The Influence of the TiO2 Structure on the Formation of Gold Nanoparticles

Abstract

Supported gold nanoparticles have been of interest in the catalytic industry for decades since Au particles (< 5 nm) supported on metal oxides exhibit a high catalytic activity under mild or even ambient conditions for catalytic reactions such as CO oxidation. Yet, the exact formation of gold nanoparticles on support material remains unclear. In this thesis the influence of titania supports, with distinctive crystal structures, internal pore-structure and porosity including specific surface areas, on the formation of gold nanoparticles is investigated. Titania structures were successfully synthesized by using modified sol-gel procedures based on methods from literature. First, supports with both a pure rutile and anatase crystal structure, as well as an amorphous phase are investigated. Additionally, the commercially available Degussa P25, containing a mix of the anatase and rutile crystal structure is used as a support.

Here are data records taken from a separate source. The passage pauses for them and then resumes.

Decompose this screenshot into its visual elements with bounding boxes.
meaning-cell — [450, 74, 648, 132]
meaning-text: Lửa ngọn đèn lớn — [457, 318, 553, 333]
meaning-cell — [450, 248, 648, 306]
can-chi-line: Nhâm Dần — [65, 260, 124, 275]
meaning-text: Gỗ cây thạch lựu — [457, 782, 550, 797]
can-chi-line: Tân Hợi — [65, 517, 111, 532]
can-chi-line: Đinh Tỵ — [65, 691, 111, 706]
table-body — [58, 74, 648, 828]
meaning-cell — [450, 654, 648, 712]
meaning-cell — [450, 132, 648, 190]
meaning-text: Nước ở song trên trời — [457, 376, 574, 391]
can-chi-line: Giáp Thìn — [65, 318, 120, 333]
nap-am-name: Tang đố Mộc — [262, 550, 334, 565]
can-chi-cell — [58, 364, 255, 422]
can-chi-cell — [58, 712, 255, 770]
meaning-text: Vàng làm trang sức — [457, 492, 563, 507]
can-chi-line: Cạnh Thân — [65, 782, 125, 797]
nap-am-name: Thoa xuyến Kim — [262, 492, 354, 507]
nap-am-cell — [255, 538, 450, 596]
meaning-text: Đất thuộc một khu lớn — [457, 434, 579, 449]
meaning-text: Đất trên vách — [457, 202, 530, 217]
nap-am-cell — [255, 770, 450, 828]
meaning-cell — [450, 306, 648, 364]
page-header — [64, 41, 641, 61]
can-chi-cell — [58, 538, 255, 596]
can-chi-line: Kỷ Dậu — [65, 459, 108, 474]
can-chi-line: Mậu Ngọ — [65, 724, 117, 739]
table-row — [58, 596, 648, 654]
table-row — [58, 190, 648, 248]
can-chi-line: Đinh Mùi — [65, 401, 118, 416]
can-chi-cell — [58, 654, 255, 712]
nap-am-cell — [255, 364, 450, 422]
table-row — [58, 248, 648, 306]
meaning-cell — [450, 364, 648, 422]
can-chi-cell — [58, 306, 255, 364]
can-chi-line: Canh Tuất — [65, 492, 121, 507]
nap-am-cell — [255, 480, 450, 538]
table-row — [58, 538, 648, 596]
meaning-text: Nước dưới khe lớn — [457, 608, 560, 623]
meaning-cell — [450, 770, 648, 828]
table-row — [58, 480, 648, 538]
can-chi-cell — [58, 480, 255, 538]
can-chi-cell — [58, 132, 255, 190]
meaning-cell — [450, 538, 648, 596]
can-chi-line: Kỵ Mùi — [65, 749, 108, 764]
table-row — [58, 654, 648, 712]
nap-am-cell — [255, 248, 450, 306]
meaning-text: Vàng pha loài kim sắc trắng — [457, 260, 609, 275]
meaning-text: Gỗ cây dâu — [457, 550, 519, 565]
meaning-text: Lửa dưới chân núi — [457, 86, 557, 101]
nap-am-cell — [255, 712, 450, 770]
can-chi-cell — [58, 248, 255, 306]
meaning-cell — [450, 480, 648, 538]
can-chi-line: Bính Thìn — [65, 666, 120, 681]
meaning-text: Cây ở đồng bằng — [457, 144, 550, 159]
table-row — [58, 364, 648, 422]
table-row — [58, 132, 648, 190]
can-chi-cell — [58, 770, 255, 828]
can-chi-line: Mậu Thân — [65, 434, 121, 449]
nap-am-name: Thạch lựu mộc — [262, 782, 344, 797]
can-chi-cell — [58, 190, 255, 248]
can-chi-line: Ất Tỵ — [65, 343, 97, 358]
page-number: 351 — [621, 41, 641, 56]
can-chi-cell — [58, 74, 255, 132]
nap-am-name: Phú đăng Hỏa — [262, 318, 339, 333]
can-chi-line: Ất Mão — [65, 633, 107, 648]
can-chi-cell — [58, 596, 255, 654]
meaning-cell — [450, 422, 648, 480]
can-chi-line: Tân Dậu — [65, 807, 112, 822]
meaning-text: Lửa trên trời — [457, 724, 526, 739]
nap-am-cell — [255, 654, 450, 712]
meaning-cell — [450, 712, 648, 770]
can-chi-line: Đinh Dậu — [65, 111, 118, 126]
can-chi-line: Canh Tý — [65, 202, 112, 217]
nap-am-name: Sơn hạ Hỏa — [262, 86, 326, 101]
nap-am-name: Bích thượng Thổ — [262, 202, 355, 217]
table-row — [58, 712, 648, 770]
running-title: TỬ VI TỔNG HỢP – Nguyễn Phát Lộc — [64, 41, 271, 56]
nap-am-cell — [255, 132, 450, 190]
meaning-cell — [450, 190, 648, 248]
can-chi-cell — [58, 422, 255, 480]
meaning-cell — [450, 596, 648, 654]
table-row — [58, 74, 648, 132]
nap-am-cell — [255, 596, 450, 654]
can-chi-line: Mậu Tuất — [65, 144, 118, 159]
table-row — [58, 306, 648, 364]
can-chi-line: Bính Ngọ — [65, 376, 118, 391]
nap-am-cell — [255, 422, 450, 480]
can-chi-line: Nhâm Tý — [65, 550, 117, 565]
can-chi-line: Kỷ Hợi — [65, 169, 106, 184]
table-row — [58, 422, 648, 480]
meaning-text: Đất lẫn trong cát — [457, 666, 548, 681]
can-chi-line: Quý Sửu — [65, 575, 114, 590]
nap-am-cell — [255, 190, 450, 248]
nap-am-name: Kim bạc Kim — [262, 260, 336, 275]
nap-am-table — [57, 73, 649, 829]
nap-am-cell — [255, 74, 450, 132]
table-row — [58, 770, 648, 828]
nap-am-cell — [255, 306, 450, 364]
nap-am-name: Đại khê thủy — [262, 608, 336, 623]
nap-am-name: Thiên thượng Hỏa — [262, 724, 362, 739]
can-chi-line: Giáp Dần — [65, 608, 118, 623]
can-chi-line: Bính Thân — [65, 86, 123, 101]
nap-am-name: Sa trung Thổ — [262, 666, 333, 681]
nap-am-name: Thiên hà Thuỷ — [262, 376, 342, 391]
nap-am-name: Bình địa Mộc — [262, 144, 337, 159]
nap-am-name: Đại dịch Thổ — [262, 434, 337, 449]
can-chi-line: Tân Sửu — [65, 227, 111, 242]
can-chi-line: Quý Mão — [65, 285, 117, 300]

Furthermore, in order to investigate the influence of the support porosity and surface area, three titania aerogels containing a range of low, intermediate and high surface area are used. At last, two mesoporous titania supports with an ordered and disordered internal pore-structure are investigated. The gold loading on these titania supports is carried out with ion-adsorption of a cationic gold precursor. The results indicated that the specific crystal structure of the support is an important factor in the formation of gold nanoparticles. Moreover, gold deposited on titania aerogels containing a low, intermediate and high surface area resulted in a few striking differences, including differently shaped gold particles on the low surface area aerogel, and more similar size distributions on the intermediate and high surface area aerogels. At last, the organization of the internal pore-structure did not significantly influence the gold nanoparticles, since a similar gold particle size distribution was observed on both titania structures. Thus, the crystal structure of titania supports influences the formation of gold nanoparticles, while the organization of the internal pore-structure is not of significant influence. Further, titania aerogels containing a low porosity and surface area contain differently shaped gold nanoparticles compared to aerogels with higher porosities and surface areas.